Boone was more or less squatting on the floor with his arms between his knees. He was singing or moaning a wavering note. The Music of the Spheres is what the kids called it, and ordinarily if your best friend was singing the Music of the Spheres you left him alone for a few days. But they had to get that vaccination or they’d be swept.

“Are we crazy / are we insanéd / are we zeroes / that someone painted?” Boone muttered when Ace shook him. Then he shifted phases, the images unlocked, and he was walking out the door with a headache.

“The old bus station, right?” Ace High said. Boone nodded, and they started down the cold and dry sidewalk, flooded yellow with clear November sun. They were wearing their stunglasses, and each of them had about half of his attention occupied by the multiplex image the stunglasses projected into any part of the visual field not under active scrutiny.

The bus station was a ten minute walk away, but they didn’t talk much. They were absorbed in watching a dinosaur show. They couldn’t even tell that it was multiplex anymore. Their whole conscious minds were involved in the show they were watching, and the incessant messages from all the “sponsors” were being sorted out and stowed away subconsciously.

Soon Boone and Ace High had joined the long line of waiting citizens that snaked out of the old bus station. Everyone had stunglasses on. Some people were watching sports, some were watching old movies, some were watching sex, some were watching university extension courses. Nobody was watching the November sunlight sliding across the street like nectar from the last flower of the year.

3 Responses to ““Enlightenment Rabies” 1977”

  1. Eric James Parfitt Says:

    Hello Mr Rucker. Thank you for being so inspirational to me all the time. You’ve responded to my weird emails to you in the past which was super helpful.

    I had a weird idea, what if the universe could select for its own evolution?

    -Eric

  2. Joe Martinez Says:

    Hi Rudy,

    I’ve been a fan of yours since reading Software in college circa 2011. I’ve read Nested Scrolls and All the Visions. You’ve been somewhat of a hero of mine. Like you, I used to drink to be creative, be cool, have fun, etc. Something that’s been on my mind that I really want to ask you is: How do you manage to stay punk, stay hip and stay high these days?

    Best,
    Joe

  3. Rudy Says:

    Thanks, Joe, glad to have been a good influence. Staying punk comes naturally, it’s a personality quirk based on utter and complete rejection of the plastic status-quo. Hip is trickier if it involves being up to date on what’s happening socially and in the arts.
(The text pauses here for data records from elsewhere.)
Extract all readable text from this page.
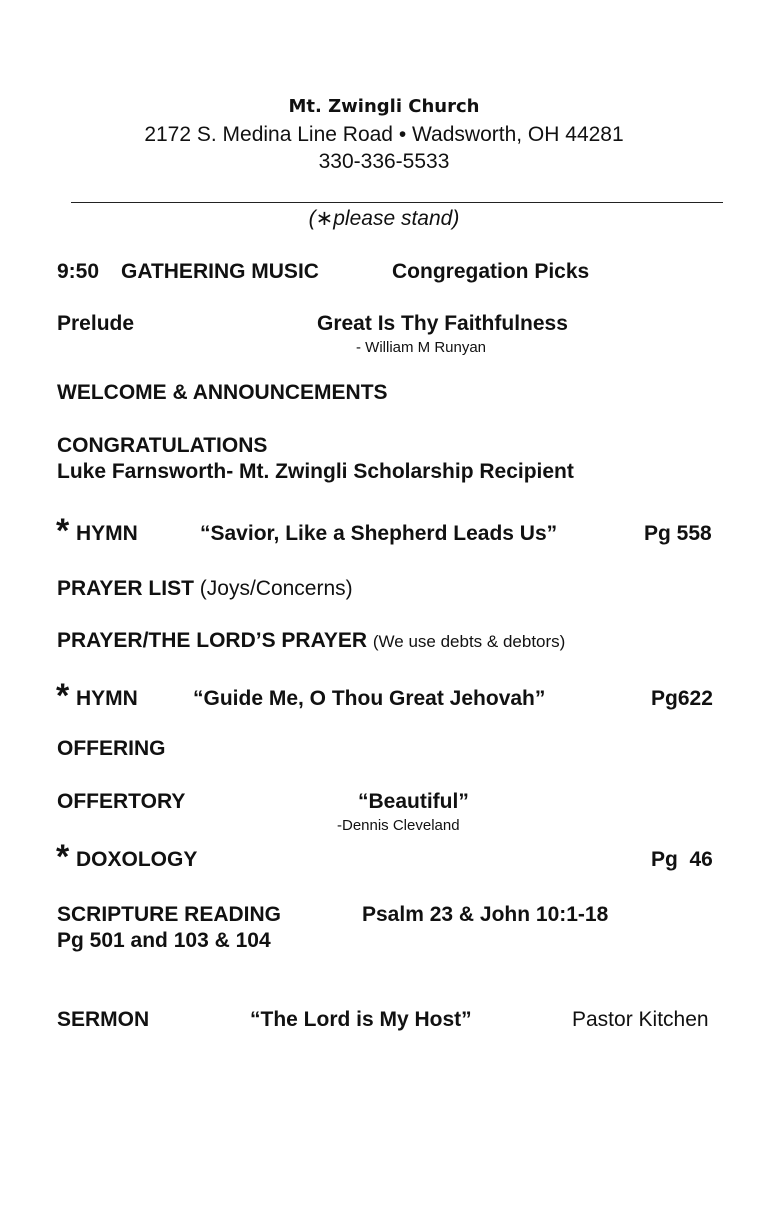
Mt. Zwingli Church
2172 S. Medina Line Road • Wadsworth, OH 44281
330-336-5533
(∗please stand)
9:50 GATHERING MUSIC	Congregation Picks
Prelude	Great Is Thy Faithfulness
- William M Runyan
WELCOME & ANNOUNCEMENTS
CONGRATULATIONS
Luke Farnsworth- Mt. Zwingli Scholarship Recipient
* HYMN	“Savior, Like a Shepherd Leads Us”	Pg 558
PRAYER LIST (Joys/Concerns)
PRAYER/THE LORD’S PRAYER (We use debts & debtors)
* HYMN	“Guide Me, O Thou Great Jehovah”	Pg622
OFFERING
OFFERTORY	“Beautiful”
-Dennis Cleveland
* DOXOLOGY	Pg  46
SCRIPTURE READING	Psalm 23 & John 10:1-18
Pg 501 and 103 & 104
SERMON	“The Lord is My Host”	Pastor Kitchen
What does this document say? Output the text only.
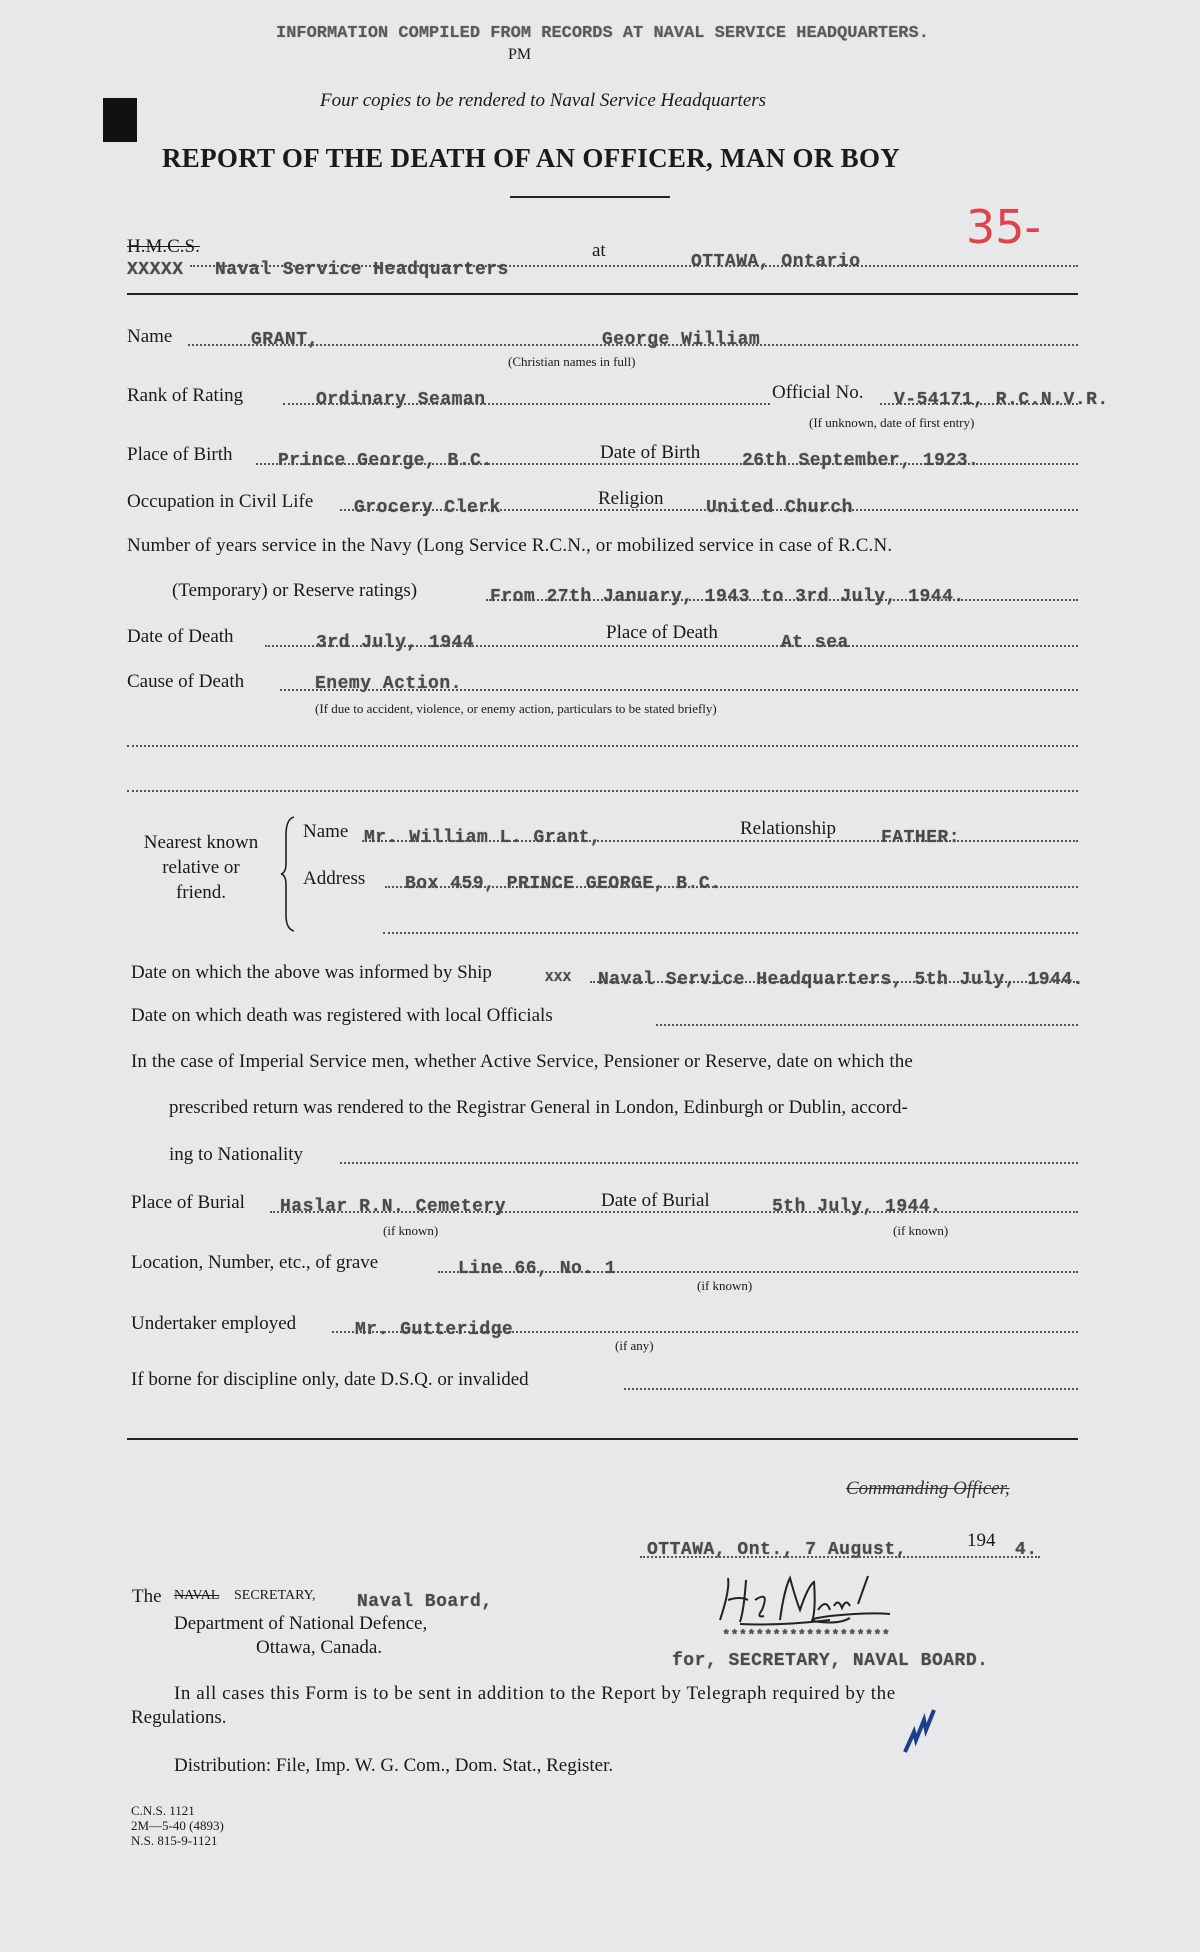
INFORMATION COMPILED FROM RECORDS AT NAVAL SERVICE HEADQUARTERS.
PM
Four copies to be rendered to Naval Service Headquarters
REPORT OF THE DEATH OF AN OFFICER, MAN OR BOY
35-
H.M.C.S.
XXXXX Naval Service Headquarters
at
OTTAWA, Ontario
Name	GRANT,	George William
(Christian names in full)
Rank of Rating	Ordinary Seaman	Official No. V-54171, R.C.N.V.R.
(If unknown, date of first entry)
Place of Birth	Prince George, B.C.	Date of Birth 26th September, 1923.
Occupation in Civil Life Grocery Clerk	Religion United Church
Number of years service in the Navy (Long Service R.C.N., or mobilized service in case of R.C.N.
(Temporary) or Reserve ratings)	From 27th January, 1943 to 3rd July, 1944.
Date of Death	3rd July, 1944	Place of Death	At sea
Cause of Death	Enemy Action.
(If due to accident, violence, or enemy action, particulars to be stated briefly)
Nearest known
relative or
friend.
Name Mr. William L. Grant,	Relationship FATHER:
Address Box 459, PRINCE GEORGE, B.C.
Date on which the above was informed by Ship	XXX Naval Service Headquarters, 5th July, 1944.
Date on which death was registered with local Officials
In the case of Imperial Service men, whether Active Service, Pensioner or Reserve, date on which the
prescribed return was rendered to the Registrar General in London, Edinburgh or Dublin, accord-
ing to Nationality
Place of Burial Haslar R.N. Cemetery
(if known)
Date of Burial	5th July, 1944.
(if known)
Location, Number, etc., of grave	Line 66, No. 1
(if known)
Undertaker employed	Mr. Gutteridge
(if any)
If borne for discipline only, date D.S.Q. or invalided
Commanding Officer,
OTTAWA, Ont., 7 August,	194 4.
The NAVAL SECRETARY, Naval Board,
Department of National Defence,
Ottawa, Canada.
********************
for, SECRETARY, NAVAL BOARD.
In all cases this Form is to be sent in addition to the Report by Telegraph required by the
Regulations.
Distribution: File, Imp. W. G. Com., Dom. Stat., Register.
C.N.S. 1121
2M—5-40 (4893)
N.S. 815-9-1121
The most I can hope for is to be hip on the subject of those (inreasingly tiny) niche areas that obsess me. Chaos, rad SF, transrealism, surreal art, etc. Staying high, ah, there’s the tricky one. Here my angle is assume that I’m always high, unless some external hassle like the news or a leafblower or a personal conflict is bringing me down. My touchstone is to cast about for gnarly chaotic things in my surroundings. The way that leaves and branches move in air currents is always a buzz-generator, how they never repeat, and yet are somewhat regular, wandering about on the higher dimenaional chaotic attractor. Ocean waves and clouds and the endless variety of human faces — even more inspiring; the gnarl, the oddness. Also useful to keep in mimd that its a miracle that anything exists at all. Or to think in terms of the massive CG crunch that goes into lights and shadows and highlights in the visual field. The freewheeling synch of external sounds with my thoughts and the things I see. Compared to these things, the news-media problems are so tiny. The endless roar of reality’s crashing wave. You don’t have to GET high. You can BE high. All the time. And spinning out happy-talk like this…well, it gets me higher. The air like clear jelly. The vibrations and overtones of voices. The predictable yet ever-fresh progress of time. Yah mon!